I'm trying to use the BFB2 feature on the STM32G474CET microcontroller. I'm able to flash binaries into each of the two banks, and so long as the stack pointer defined in the first word of the interrupt table points to an SRAM location (0x20000000-based) my Bank 2 code will execute if I set the BFB2 bit.

However, we want to locate our stack/variables/heap all in CCM SRAM (0x10000000-based). If I store a CCM location (specifically, 0x100008F0) in the first word of the Bank 2 interrupt table and then set BFB2, instead of executing my Bank 2 code the MCU spins forever in the bootloader. Note that in this case it doesn't even try to execute the valid Bank 1 code even though AN2606 kind of implies that it would move on to the other bank if the Bank 2 stack address isn't in SRAM. Finally, I also tried using the aliased CCM SRAM (0x20018000-based) and the bootloader code still failed to execute my code - it seems only SRAM1 (and maybe SRAM2 but I didn't try it) addresses work.

Are either of these limitations documented:

  1. Using BFB2 with the Bank 2 stack in CCM SRAM is not supported.
  2. Setting BFB2 with a Bank 2 CCM SRAM address will cause a bootloader hang and not failback to Bank 1 as described in AN2606.

?

Thanks,

TG

2 REPLIES 2

Actually, to answer my own point 2 above: the Bank 1 stack address was also in CCM SRAM, so maybe the bootloader is just spinning because it doesn't think the image in either bank is valid. I'd still like to know if CCM SRAM is even supposed to be supported for use as a stack in dual-bank mode.

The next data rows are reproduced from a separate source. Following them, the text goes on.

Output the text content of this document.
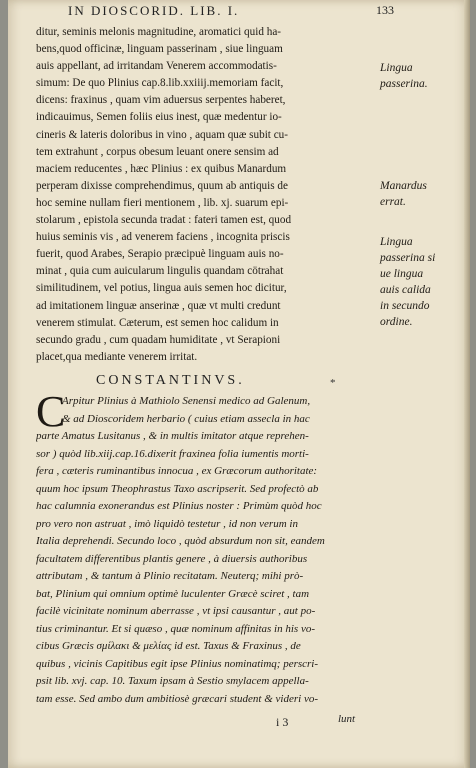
IN DIOSCORID. LIB. I.	133
ditur, seminis melonis magnitudine, aromatici quid ha-
bens,quod officinæ, linguam passerinam , siue linguam
auis appellant, ad irritandam Venerem accommodatis-
simum: De quo Plinius cap.8.lib.xxiiij.memoriam facit,
dicens: fraxinus , quam vim aduersus serpentes haberet,
indicauimus, Semen foliis eius inest, quæ medentur io-
cineris & lateris doloribus in vino , aquam quæ subit cu-
tem extrahunt , corpus obesum leuant onere sensim ad
maciem reducentes , hæc Plinius : ex quibus Manardum
perperam dixisse comprehendimus, quum ab antiquis de
hoc semine nullam fieri mentionem , lib. xj. suarum epi-
stolarum , epistola secunda tradat : fateri tamen est, quod
huius seminis vis , ad venerem faciens , incognita priscis
fuerit, quod Arabes, Serapio præcipuè linguam auis no-
minat , quia cum auicularum lingulis quandam cötrahat
similitudinem, vel potius, lingua auis semen hoc dicitur,
ad imitationem linguæ anserinæ , quæ vt multi credunt
venerem stimulat. Cæterum, est semen hoc calidum in
secundo gradu , cum quadam humiditate , vt Serapioni
placet,qua mediante venerem irritat.
CONSTANTINVS.	*
C
Arpitur Plinius à Mathiolo Senensi medico ad Galenum,
& ad Dioscoridem herbario ( cuius etiam assecla in hac
parte Amatus Lusitanus , & in multis imitator atque reprehen-
sor ) quòd lib.xiij.cap.16.dixerit fraxinea folia iumentis morti-
fera , cæteris ruminantibus innocua , ex Græcorum authoritate:
quum hoc ipsum Theophrastus Taxo ascripserit. Sed profectò ab
hac calumnia exonerandus est Plinius noster : Primùm quòd hoc
pro vero non astruat , imò liquidò testetur , id non verum in
Italia deprehendi. Secundo loco , quòd absurdum non sit, eandem
facultatem differentibus plantis genere , à diuersis authoribus
attributam , & tantum à Plinio recitatam. Neuterq; mihi prò-
bat, Plinium qui omnium optimè luculenter Græcè sciret , tam
facilè vicinitate nominum aberrasse , vt ipsi causantur , aut po-
tius criminantur. Et si quæso , quæ nominum affinitas in his vo-
cibus Græcis σμίλακι & μελίας id est. Taxus & Fraxinus , de
quibus , vicinis Capitibus egit ipse Plinius nominatimq; perscri-
psit lib. xvj. cap. 10. Taxum ipsam à Sestio smylacem appella-
tam esse. Sed ambo dum ambitiosè græcari student & videri vo-
Lingua
passerina.
Manardus
errat.
Lingua
passerina si
ue lingua
auis calida
in secundo
ordine.
i 3	lunt
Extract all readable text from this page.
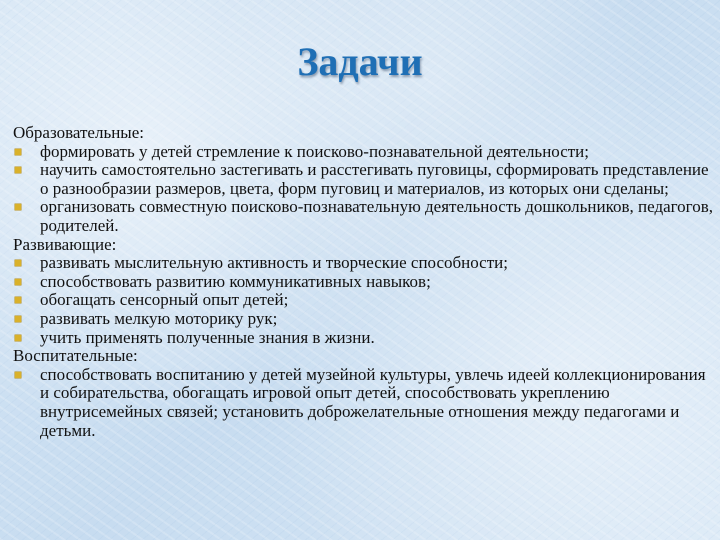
Задачи

Образовательные:

формировать у детей стремление к поисково-познавательной деятельности;
научить самостоятельно застегивать и расстегивать пуговицы, сформировать представление о разнообразии размеров, цвета, форм пуговиц и материалов, из которых они сделаны;
организовать совместную поисково-познавательную деятельность дошкольников, педагогов, родителей.

Развивающие:

развивать мыслительную активность и творческие способности;
способствовать развитию коммуникативных навыков;
обогащать сенсорный опыт детей;
развивать мелкую моторику рук;
учить применять полученные знания в жизни.

Воспитательные:

способствовать воспитанию у детей музейной культуры, увлечь идеей коллекционирования и собирательства, обогащать игровой опыт детей, способствовать укреплению внутрисемейных связей; установить доброжелательные отношения между педагогами и детьми.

I did find a workaround for this issue that relies on how the gcc startup scripts work (so probably isn't applicable to other compilers). The _mainCRTStartup/_start function will load the SP from the linker-script-defined __stack symbol. The way our interrupt table works is that we were populating the first entry with __stack and the second entry with the address of _mainCRTStartup (which would then redundantly go and populate SP with the value of __stack even though it was already set properly out of reset). Our workaround is to simply populate the interrupt table entry with a "valid" SP value in the SRAM1 range but keep __stack set to the CCM SRAM value that we actually want to use. Doing this allows both banks to work and _mainCRTStartup does the work to make sure our stack is where we want it before anything else is executed.

Obviously, this workaround is very specific to using gcc and populating the vector table with _mainCRTStartup as the reset handler entry point, but I thought I would share it in case it was helpful to others.